A medical cannabis campaigner from Suffolk hopes her new venture – inspired by her young daughter’s experience – will help to de-stigmatise CBD and support the lobbying effort for fairer access.

Sweet Pink, a new premium CBD business, was launched on Monday by Clare resident Tannine Montgomery, who has worked to develop her product range during the Covid-19 lockdown, having seen the positive difference CBD has made to her daughter, Indie-Rose.

The six-year-old suffers from Dravet syndrome, a severe form of epilepsy, but her parents noticed a major improvement since starting her on CBD oil in 2017, after finding traditional seizure medicines to be ineffective.

Ant Clarry and Tannine Montgomery with their daughter Indie-Rose after Sunday's walk. Contributed picture (37132838)
Ant Clarry and Tannine Montgomery with their daughter Indie-Rose after Sunday's walk. Contributed picture (37132838)

Along with dozens of other families, Tannine and her partner Anthony, of Maxim Lane, are continuing to lobby the Government to make medicinal cannabis treatments more widely accessible and funded through the NHS.

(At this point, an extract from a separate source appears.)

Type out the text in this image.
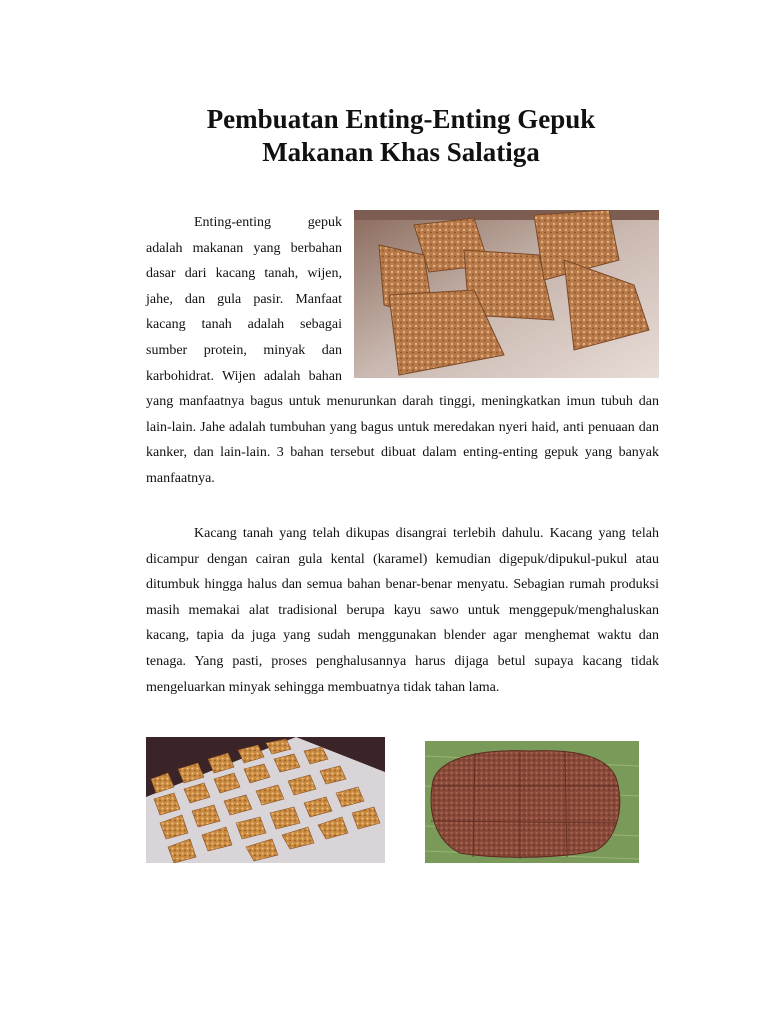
Pembuatan Enting-Enting Gepuk
Makanan Khas Salatiga
Enting-enting gepuk adalah makanan yang berbahan dasar dari kacang tanah, wijen, jahe, dan gula pasir. Manfaat kacang tanah adalah sebagai sumber protein, minyak dan karbohidrat. Wijen adalah bahan yang manfaatnya bagus untuk menurunkan darah tinggi, meningkatkan imun tubuh dan lain-lain. Jahe adalah tumbuhan yang bagus untuk meredakan nyeri haid, anti penuaan dan kanker, dan lain-lain. 3 bahan tersebut dibuat dalam enting-enting gepuk yang banyak manfaatnya.
Kacang tanah yang telah dikupas disangrai terlebih dahulu. Kacang yang telah dicampur dengan cairan gula kental (karamel) kemudian digepuk/dipukul-pukul atau ditumbuk hingga halus dan semua bahan benar-benar menyatu. Sebagian rumah produksi masih memakai alat tradisional berupa kayu sawo untuk menggepuk/menghaluskan kacang, tapia da juga yang sudah menggunakan blender agar menghemat waktu dan tenaga. Yang pasti, proses penghalusannya harus dijaga betul supaya kacang tidak mengeluarkan minyak sehingga membuatnya tidak tahan lama.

Tannine, 31, said the launch of her business is a result of years of learning about CBD and seeing its benefits first-hand, stating she wants to spread that knowledge to help bring about change on a national level.

“I really want people to use CBD and de-stigmatise it,” she told the Free Press. “I want people to start looking at medical cannabis in a different way, and separate it from marijuana.

“Indie has been on CBD for three years. Before that, she was always in hospital and the seizure medication was highly sedative, so she wasn’t really with it.

“Now, she’s playing outside, eating well and is becoming more verbal. Her quality of life is so much better, which means our quality of life is better, because it’s much more stable.

“Early on, I found it difficult to understand what was in the products and, given the CBD industry is still new, I wanted to make a transparent organisation.

“The business is built on providing good-quality products from someone who genuinely cares and has seen the benefits. I’ve had really great feedback so far.”

Under current law, CBD products can be legally sold as food supplements, but are prohibited from promoting health benefits, while the NHS does not give medical cannabis prescriptions, except in very limited cases.

This means that many families, including Indie-Rose’s parents, are continuing to fork out hundreds of pounds out of their own pockets each month to pay for CBD treatments.

“I don’t understand a system where it’s legal to buy, but there’s still no access to prescriptions,” said Tannine.

“When we go from having a child who has hospital visits and is not enjoying life, to having a child who is happy and has 96 per cent school attendance, I find it hard to understand why we have these roadblocks.

“Part of what I’m doing with this business is I want to keep talking about how CBD helps and how Indie and other children have done so well.

“We all need to push for the NHS to fund this type of prescription, because you can’t price someone out of being well.”